システム全体をバックアップしてあると、選択肢はファイル/フォルダだけではなくなる

(6)-1 ボリューム単位で回復する場合、次の画面で回復先のボリュームを指定する。前述したように、オリジナルより大きなボリュームが必要である。ボリュームを指定して続行すると上書きの警告を表示するので、[はい]をクリックして続行する。

回復先のボリュームには、オリジナルより大きなボリュームが必要

(6)-2 [ファイルおよびフォルダー]を選択してファイル、あるいはフォルダ単位で回復する場合には以下の画面になるが、ここで[利用可能な項目]以下のツリーを展開し、右側の[回復する項目]に現れたなかから回復対象となるファイルあるいはフォルダを選択する。[次へ]をクリックすると表示する画面では、回復先を指定する。元と同じ場所でも、別の場所でも指定できる。

まず、回復対象を指定する

次の画面で、回復したファイルを書き出す場所を指定する

(7)いずれの場合でも、ウィザード最終画面で[回復]をクリックすると、回復を実行する。

システム全体の回復(インストールDVDから)

動作中のWindows Server 2008(または同R2)をシステム全体のバックアップから回復して先祖返りさせるには、インストールDVDによる起動が必要である。Windowsサーバが起動不可能になったとか、HDDが故障、あるいは破損して交換したとかいう場面で必要になる操作だ。

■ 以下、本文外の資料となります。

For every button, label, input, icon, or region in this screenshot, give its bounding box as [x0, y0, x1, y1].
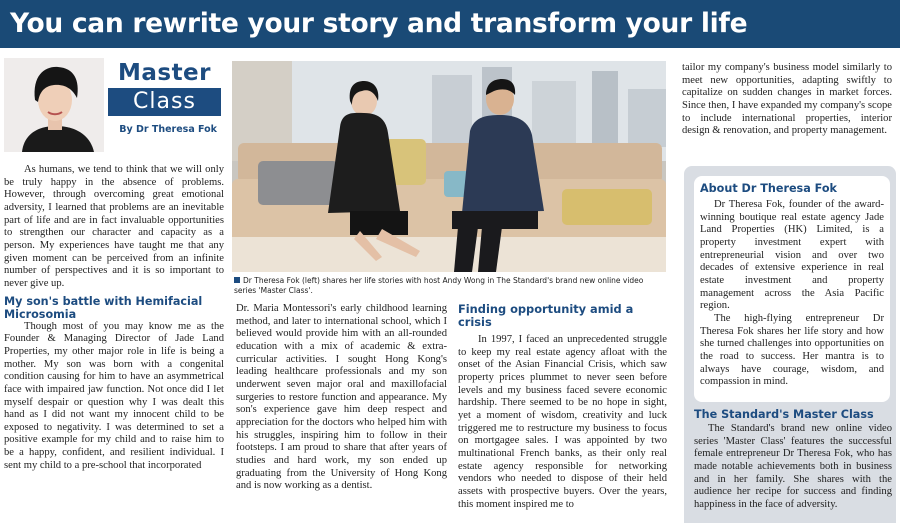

(1)インストールDVDで起動したら、初期画面で[今すぐインストール]ではなく、左下にある[コンピューターを修復する]をクリックする。

(2)すると[システム回復オプション]ダイアログを表示するので、そこで[以前に作成したシステムイメージを使用して、コンピューターを復元します]を選択すればよい。

(3)次に、回復に使用するシステムイメージの選択を行う。既定値では最新のものだが、(もしあれば)それより前のものも選択可能。

(4)次に、復元先を指定する。ここでは[ディスクをフォーマットしてパーティションに再分割する]チェックボックスをオンにする。その際に[除外]をクリックすると、回復の際に除外するドライブを指定できる。

(5)最終画面で[回復]をクリックすると、回復作業を開始する。終了後に再起動すると回復作業は完了だ。